Sleep. I used to love sleep. I could sleep all day. A friend of mine actually gave me the nickname “sloth.” Sadly, it does not appear that my son has inherited my great love of slumber.
At nursery however, my son is a very different beast. He is apparently quite content to lie down in a cot, and sleep for three hours straight. Three. Hours. In a COT. Not a pushchair, not a boob, not even Mummy’s bed, where he sleeps each night. A cot.
I can honestly say that in the 20 months that we have been acquainted, I have never known this to happen.
“Three months,” they say in all the baby books, “by three months, babies should sleep through the night.”
I say screw you Gina Ford and Dr Richard Ferber. False advertising, I say. This baby won’t sleep through the night. He won’t even sleep in the day.
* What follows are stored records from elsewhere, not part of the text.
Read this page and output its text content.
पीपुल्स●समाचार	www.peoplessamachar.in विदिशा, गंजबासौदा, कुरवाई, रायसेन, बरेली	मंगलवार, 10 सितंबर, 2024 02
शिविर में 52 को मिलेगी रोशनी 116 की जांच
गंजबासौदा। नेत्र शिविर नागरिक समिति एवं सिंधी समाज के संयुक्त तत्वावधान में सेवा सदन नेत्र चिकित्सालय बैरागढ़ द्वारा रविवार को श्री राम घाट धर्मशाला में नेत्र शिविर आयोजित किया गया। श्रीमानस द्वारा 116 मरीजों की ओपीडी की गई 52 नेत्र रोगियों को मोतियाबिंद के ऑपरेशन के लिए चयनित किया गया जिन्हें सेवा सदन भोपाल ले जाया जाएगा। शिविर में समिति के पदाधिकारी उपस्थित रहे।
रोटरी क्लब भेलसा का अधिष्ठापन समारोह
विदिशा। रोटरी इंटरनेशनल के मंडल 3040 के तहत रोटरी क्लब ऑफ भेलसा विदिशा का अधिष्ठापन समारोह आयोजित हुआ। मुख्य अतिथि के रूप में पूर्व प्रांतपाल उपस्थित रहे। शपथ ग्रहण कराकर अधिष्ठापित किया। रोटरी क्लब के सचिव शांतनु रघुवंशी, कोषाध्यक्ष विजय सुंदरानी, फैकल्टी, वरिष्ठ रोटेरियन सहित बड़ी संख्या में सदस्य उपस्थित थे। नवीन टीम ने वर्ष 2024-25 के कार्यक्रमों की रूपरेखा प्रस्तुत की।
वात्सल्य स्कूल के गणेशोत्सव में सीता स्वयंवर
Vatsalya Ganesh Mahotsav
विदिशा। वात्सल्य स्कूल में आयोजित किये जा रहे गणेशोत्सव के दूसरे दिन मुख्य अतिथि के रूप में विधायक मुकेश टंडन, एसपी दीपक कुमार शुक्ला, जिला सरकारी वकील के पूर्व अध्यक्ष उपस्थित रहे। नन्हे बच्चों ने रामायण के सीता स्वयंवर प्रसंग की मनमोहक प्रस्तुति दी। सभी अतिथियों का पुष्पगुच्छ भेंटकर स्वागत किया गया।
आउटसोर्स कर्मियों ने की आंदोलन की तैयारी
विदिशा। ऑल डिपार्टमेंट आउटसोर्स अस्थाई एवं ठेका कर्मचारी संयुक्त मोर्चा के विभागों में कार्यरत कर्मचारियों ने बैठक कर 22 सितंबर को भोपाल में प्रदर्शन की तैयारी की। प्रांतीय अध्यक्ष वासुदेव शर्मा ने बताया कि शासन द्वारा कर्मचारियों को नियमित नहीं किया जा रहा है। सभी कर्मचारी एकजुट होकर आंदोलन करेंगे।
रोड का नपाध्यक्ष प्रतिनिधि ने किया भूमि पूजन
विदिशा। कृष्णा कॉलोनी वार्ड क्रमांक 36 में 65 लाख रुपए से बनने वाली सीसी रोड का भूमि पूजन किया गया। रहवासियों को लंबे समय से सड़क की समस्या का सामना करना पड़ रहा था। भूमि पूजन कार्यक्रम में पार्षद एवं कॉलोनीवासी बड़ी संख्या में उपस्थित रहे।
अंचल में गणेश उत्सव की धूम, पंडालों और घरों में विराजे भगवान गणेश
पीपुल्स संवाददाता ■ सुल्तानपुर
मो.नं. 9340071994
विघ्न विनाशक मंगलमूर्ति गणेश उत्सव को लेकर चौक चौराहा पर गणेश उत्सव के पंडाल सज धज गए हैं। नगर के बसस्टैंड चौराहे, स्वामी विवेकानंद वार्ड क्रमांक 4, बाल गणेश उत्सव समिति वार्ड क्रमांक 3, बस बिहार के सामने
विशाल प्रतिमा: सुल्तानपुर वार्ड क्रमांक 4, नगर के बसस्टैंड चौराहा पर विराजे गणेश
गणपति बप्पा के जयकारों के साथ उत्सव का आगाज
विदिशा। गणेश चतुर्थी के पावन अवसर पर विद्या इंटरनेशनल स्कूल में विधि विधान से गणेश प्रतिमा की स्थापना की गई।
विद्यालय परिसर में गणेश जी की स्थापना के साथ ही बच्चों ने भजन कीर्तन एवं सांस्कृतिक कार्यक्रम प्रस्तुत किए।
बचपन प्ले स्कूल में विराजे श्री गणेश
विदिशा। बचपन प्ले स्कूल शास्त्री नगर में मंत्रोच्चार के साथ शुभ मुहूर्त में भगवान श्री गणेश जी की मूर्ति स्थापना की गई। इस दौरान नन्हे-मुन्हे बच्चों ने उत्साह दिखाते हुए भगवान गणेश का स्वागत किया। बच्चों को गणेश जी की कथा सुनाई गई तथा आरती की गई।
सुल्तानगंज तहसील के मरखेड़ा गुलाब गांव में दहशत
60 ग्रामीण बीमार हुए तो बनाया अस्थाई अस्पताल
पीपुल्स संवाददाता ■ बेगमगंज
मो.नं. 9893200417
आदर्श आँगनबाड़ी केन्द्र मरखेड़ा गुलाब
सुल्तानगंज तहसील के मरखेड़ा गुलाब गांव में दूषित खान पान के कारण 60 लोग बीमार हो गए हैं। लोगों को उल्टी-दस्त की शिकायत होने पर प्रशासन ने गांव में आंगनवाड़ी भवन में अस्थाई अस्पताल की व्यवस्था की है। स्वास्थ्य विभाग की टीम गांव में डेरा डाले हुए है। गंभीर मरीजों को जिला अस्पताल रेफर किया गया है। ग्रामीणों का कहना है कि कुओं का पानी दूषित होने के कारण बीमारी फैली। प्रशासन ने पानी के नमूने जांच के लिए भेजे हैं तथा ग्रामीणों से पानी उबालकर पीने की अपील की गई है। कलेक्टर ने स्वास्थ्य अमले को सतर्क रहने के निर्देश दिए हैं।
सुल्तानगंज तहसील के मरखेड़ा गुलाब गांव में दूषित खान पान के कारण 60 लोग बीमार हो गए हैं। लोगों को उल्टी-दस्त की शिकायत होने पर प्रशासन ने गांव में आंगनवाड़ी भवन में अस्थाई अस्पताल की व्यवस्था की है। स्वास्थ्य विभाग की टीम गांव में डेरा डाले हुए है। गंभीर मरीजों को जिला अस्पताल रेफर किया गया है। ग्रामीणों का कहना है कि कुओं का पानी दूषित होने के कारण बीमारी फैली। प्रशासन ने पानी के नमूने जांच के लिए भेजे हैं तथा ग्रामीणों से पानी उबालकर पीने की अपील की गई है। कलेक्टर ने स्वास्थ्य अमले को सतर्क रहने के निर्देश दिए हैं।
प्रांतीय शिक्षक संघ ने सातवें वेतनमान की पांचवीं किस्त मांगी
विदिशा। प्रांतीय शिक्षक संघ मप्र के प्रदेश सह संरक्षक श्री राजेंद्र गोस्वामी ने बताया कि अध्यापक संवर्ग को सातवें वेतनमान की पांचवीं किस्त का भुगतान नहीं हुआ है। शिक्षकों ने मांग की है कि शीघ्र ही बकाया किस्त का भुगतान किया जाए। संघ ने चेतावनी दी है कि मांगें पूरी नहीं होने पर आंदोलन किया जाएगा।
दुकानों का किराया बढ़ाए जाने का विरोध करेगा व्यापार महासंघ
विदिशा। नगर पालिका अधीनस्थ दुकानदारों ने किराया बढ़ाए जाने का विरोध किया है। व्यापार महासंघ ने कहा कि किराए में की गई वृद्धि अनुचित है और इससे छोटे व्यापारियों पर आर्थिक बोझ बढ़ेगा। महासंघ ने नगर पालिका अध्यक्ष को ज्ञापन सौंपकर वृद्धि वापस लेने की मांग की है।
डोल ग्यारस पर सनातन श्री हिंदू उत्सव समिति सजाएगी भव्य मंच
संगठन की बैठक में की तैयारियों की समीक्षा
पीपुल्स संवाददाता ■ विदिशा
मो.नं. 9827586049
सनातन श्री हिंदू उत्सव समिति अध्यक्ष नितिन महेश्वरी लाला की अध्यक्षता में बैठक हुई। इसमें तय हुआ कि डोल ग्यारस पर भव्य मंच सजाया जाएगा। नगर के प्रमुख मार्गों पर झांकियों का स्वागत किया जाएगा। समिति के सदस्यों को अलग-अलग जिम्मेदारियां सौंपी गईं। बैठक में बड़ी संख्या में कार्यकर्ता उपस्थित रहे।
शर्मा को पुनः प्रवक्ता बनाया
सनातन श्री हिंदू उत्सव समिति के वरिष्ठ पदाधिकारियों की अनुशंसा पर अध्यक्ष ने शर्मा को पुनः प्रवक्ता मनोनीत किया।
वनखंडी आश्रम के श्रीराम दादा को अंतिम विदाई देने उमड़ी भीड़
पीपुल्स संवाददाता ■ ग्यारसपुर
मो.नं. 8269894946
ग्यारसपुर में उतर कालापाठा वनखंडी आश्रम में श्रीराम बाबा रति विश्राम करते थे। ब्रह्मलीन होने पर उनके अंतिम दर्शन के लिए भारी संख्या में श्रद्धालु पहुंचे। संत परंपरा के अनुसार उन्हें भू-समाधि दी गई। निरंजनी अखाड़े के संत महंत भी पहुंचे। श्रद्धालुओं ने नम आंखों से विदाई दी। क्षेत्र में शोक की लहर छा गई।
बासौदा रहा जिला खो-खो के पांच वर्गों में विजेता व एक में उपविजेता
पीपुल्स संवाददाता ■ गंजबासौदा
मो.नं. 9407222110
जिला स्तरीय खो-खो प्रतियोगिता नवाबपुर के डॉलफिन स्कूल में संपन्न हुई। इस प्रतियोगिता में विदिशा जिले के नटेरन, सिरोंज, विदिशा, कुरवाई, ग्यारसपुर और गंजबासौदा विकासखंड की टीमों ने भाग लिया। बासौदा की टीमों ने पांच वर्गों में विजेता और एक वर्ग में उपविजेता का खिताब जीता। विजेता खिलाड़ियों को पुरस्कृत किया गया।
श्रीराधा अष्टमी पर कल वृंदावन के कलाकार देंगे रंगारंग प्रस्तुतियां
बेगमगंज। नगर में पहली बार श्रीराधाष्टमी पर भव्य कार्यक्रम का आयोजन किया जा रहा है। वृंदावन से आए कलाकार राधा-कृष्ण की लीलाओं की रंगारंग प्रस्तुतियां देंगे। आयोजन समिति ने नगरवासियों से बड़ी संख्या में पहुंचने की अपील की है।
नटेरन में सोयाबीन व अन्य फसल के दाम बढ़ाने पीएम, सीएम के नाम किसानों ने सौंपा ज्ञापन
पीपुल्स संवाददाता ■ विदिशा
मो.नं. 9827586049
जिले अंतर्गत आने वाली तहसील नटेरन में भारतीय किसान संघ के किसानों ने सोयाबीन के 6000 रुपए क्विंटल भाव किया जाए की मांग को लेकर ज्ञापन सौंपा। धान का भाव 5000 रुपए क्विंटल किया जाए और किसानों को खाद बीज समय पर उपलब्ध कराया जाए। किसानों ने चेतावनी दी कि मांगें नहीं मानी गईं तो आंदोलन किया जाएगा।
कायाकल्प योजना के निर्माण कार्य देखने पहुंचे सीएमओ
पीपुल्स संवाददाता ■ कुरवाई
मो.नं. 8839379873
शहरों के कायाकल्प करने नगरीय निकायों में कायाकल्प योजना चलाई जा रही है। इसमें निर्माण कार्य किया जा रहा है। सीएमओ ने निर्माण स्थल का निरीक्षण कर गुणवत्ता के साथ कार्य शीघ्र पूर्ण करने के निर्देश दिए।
Twenty months of broken sleep, and I am still styling it out. I go into work on Monday, relatively bright-eyed and requiring only two or three coffees, and by Friday I have aged ten years, and am seriously considering that I must have that swine flu that’s going around, as I’m aching all over despite having not set foot in a gym since 2013. Or perhaps it’s that Spanish flu that wiped out half the world in 1918? Who even knows. All I know is that BLASTED FLU JAB HASN’T WORKED. Or maybe it’s given me flu, and it just had a very long incubation period? Surely it can’t JUST be sleep deprivation that has made me feel like I am literally dying?
And then there’s the timing of the naps. Too soon, and it’s tantrums until bedtime, flinging himself on the floor doing the classic toddler lie-down protest. Too late and it’s playtime at bedtime, flinging himself all over the bed, and jumping on my head at 10.30pm.
How I envy people who seem to be able to get it right. People like the nursery. How do they do it? How do they get him to lie down without protest, IN AN ACTUAL COT; did I mention that it was in a cot? He hasn’t slept in a cot since he was four months old, and then only sporadically and because it was attached to Mummy’s bed. Apparently he doesn’t even demand milky-pops, which is just as well because I don’t think the nursery’s services extend to wet-nursing.
I have tried to recreate nursery conditions at home. I stopped short of employing a host of other tiny children to run around with snotty noses stealing each others’ dummies, but I tried the cot. I tried the cushions on the floor. I even tried my brother’s beanbag, which he was convinced was the answer to all toddler sleep woes.
This was the result.
In case you hadn’t realised why his face is all blurry, he’s shaking his head. Since he learned how to do this approximately two days ago, this has been the token response to everything; do you want to go to bed, do you want to eat your dinner, do you need your nappy changed?
Nothing worked, and I live to breastfeed him to sleep another day.
So I will keep on letting him get his sleep wherever he can; on the boob, in the pushchair, in my bed, and hope that he makes up for all that lost sleep someday, in his teens, when he never wants to get out of bed. That’s the way it works, right?